# Should I split my rats up - they keep attacking each other?



## ghettoprincess (Dec 16, 2010)

I'm looking for some good advice, my 2 male rats were bought the same day from the same tank, they sleep together sometimes and have a nice big cage (furret tower plus? i think?) but since day one they have squabbles. I thought this was normal, until I heard a big fight with one of them screaming so so loud! There was no blood, but I found scabs / bite marks the next day. They dont do that boxing thing like everyone tells me, what happens is this;


One will be eating / drinking, the other will come up and sniff around slowly, then they freeze, and then suddenly one will squeak loud and run away really fast making the whole cage move! But if he doesn't run, they open their mouths at each other and push on each other's heads with their paws, I often hear squeaks and squabbles, but the last 2 days ALL NIGHT LONG they were fighting, so bad I hardly slept, I was so worried but I don't have another cage and not sure if splitting them will help or not? One of them now, has scabs what I presume are healing bite marks. I once found small spots of blood in the bedding, not much but I'm guessing its from the bites. 

Then today they were all curled up together and even nuzzling underneath each other squeaking softly.


They are tame and I can handle them without any problems although they are still youngish (about 18 weeks old)


Please help as I'm worried they'll do some real damage....I've seen no humping and both have been able to eat / drink.

Thankyou....


----------



## AMJ087 (Aug 27, 2008)

Id consider trying introductions again.
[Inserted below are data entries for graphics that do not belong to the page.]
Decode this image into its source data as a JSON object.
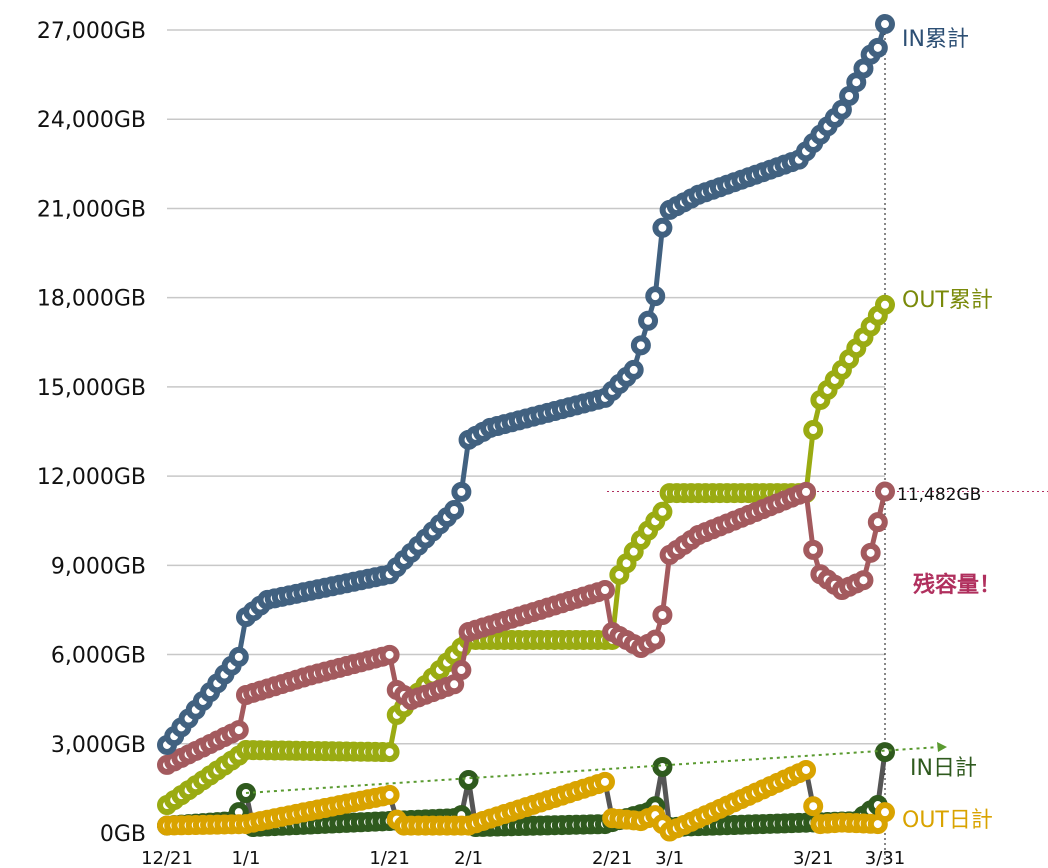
{
  "chart_data": {
    "type": "line",
    "title": "",
    "xlabel": "",
    "ylabel": "",
    "x_unit": "days since 12/21",
    "xlim": [
      0,
      100
    ],
    "ylim": [
      0,
      27000
    ],
    "grid": true,
    "y_ticks": [
      0,
      3000,
      6000,
      9000,
      12000,
      15000,
      18000,
      21000,
      24000,
      27000
    ],
    "y_tick_labels": [
      "0GB",
      "3,000GB",
      "6,000GB",
      "9,000GB",
      "12,000GB",
      "15,000GB",
      "18,000GB",
      "21,000GB",
      "24,000GB",
      "27,000GB"
    ],
    "x_ticks": [
      0,
      11,
      31,
      42,
      62,
      70,
      90,
      100
    ],
    "x_tick_labels": [
      "12/21",
      "1/1",
      "1/21",
      "2/1",
      "2/21",
      "3/1",
      "3/21",
      "3/31"
    ],
    "series": [
      {
        "name": "IN累計",
        "color": "#416180",
        "points": [
          [
            0,
            2960
          ],
          [
            10,
            5920
          ],
          [
            11,
            7260
          ],
          [
            14,
            7840
          ],
          [
            31,
            8700
          ],
          [
            40,
            10860
          ],
          [
            41,
            11470
          ],
          [
            42,
            13220
          ],
          [
            45,
            13620
          ],
          [
            61,
            14630
          ],
          [
            65,
            15570
          ],
          [
            68,
            18050
          ],
          [
            69,
            20350
          ],
          [
            70,
            20950
          ],
          [
            74,
            21460
          ],
          [
            88,
            22640
          ],
          [
            94,
            24320
          ],
          [
            98,
            26170
          ],
          [
            99,
            26400
          ],
          [
            100,
            27200
          ]
        ]
      },
      {
        "name": "OUT累計",
        "color": "#9aab12",
        "points": [
          [
            0,
            940
          ],
          [
            10,
            2600
          ],
          [
            11,
            2790
          ],
          [
            31,
            2720
          ],
          [
            32,
            3970
          ],
          [
            42,
            6490
          ],
          [
            62,
            6490
          ],
          [
            63,
            8680
          ],
          [
            66,
            9850
          ],
          [
            69,
            10800
          ],
          [
            70,
            11430
          ],
          [
            89,
            11430
          ],
          [
            90,
            13550
          ],
          [
            91,
            14560
          ],
          [
            94,
            15570
          ],
          [
            100,
            17760
          ]
        ]
      },
      {
        "name": "残容量",
        "color": "#a35a5e",
        "points": [
          [
            0,
            2290
          ],
          [
            10,
            3460
          ],
          [
            11,
            4640
          ],
          [
            20,
            5300
          ],
          [
            31,
            5990
          ],
          [
            32,
            4810
          ],
          [
            34,
            4470
          ],
          [
            40,
            5000
          ],
          [
            41,
            5480
          ],
          [
            42,
            6760
          ],
          [
            61,
            8170
          ],
          [
            62,
            6760
          ],
          [
            66,
            6220
          ],
          [
            68,
            6500
          ],
          [
            69,
            7330
          ],
          [
            70,
            9350
          ],
          [
            74,
            10020
          ],
          [
            89,
            11470
          ],
          [
            90,
            9520
          ],
          [
            91,
            8700
          ],
          [
            94,
            8170
          ],
          [
            97,
            8500
          ],
          [
            98,
            9420
          ],
          [
            100,
            11482
          ]
        ]
      },
      {
        "name": "IN日計",
        "color": "#2f5a1e",
        "points": [
          [
            0,
            250
          ],
          [
            9,
            400
          ],
          [
            10,
            700
          ],
          [
            11,
            1345
          ],
          [
            12,
            200
          ],
          [
            40,
            500
          ],
          [
            41,
            600
          ],
          [
            42,
            1780
          ],
          [
            43,
            200
          ],
          [
            61,
            300
          ],
          [
            67,
            700
          ],
          [
            68,
            900
          ],
          [
            69,
            2220
          ],
          [
            70,
            200
          ],
          [
            96,
            400
          ],
          [
            99,
            940
          ],
          [
            100,
            2720
          ]
        ]
      },
      {
        "name": "OUT日計",
        "color": "#d9a300",
        "points": [
          [
            0,
            250
          ],
          [
            11,
            300
          ],
          [
            31,
            1280
          ],
          [
            32,
            450
          ],
          [
            33,
            250
          ],
          [
            42,
            250
          ],
          [
            61,
            1720
          ],
          [
            62,
            500
          ],
          [
            66,
            400
          ],
          [
            68,
            600
          ],
          [
            69,
            300
          ],
          [
            70,
            50
          ],
          [
            89,
            2120
          ],
          [
            90,
            900
          ],
          [
            91,
            300
          ],
          [
            94,
            350
          ],
          [
            99,
            300
          ],
          [
            100,
            700
          ]
        ]
      }
    ],
    "trend_line": {
      "from": [
        11,
        1345
      ],
      "to": [
        108,
        2800
      ],
      "color": "#5a9a30"
    },
    "reference_line": {
      "value": 11482,
      "label": "11,482GB",
      "color": "#b03060"
    },
    "annotation": {
      "text": "残容量！",
      "color": "#b0305e"
    },
    "series_labels": {
      "in_total": "IN累計",
      "out_total": "OUT累計",
      "in_daily": "IN日計",
      "out_daily": "OUT日計"
    }
  }
}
I beleive we have a sticky on it. Basically put them in sperate cages for a while. Then slowly switch the toys around from cage to cage so they can smell each other but not see each other. Then put their cages in the same room so they can see adn smell each other. Then after a bit of time doing that introduce them again on neutral ground. If possible when seperated try not to use the cage they both use for just one of them or they may feel dominant again. Is this something you are able to try?


----------



## begoodtoanimals (Dec 6, 2007)

Since they are sleeping together they know how to get along. Check the following: 
- Is their cage big enough?
_Do they get enough free play time in an enriched area?
_Is their cage filled with toys?
etc.
Tired and busy rats are happier.


----------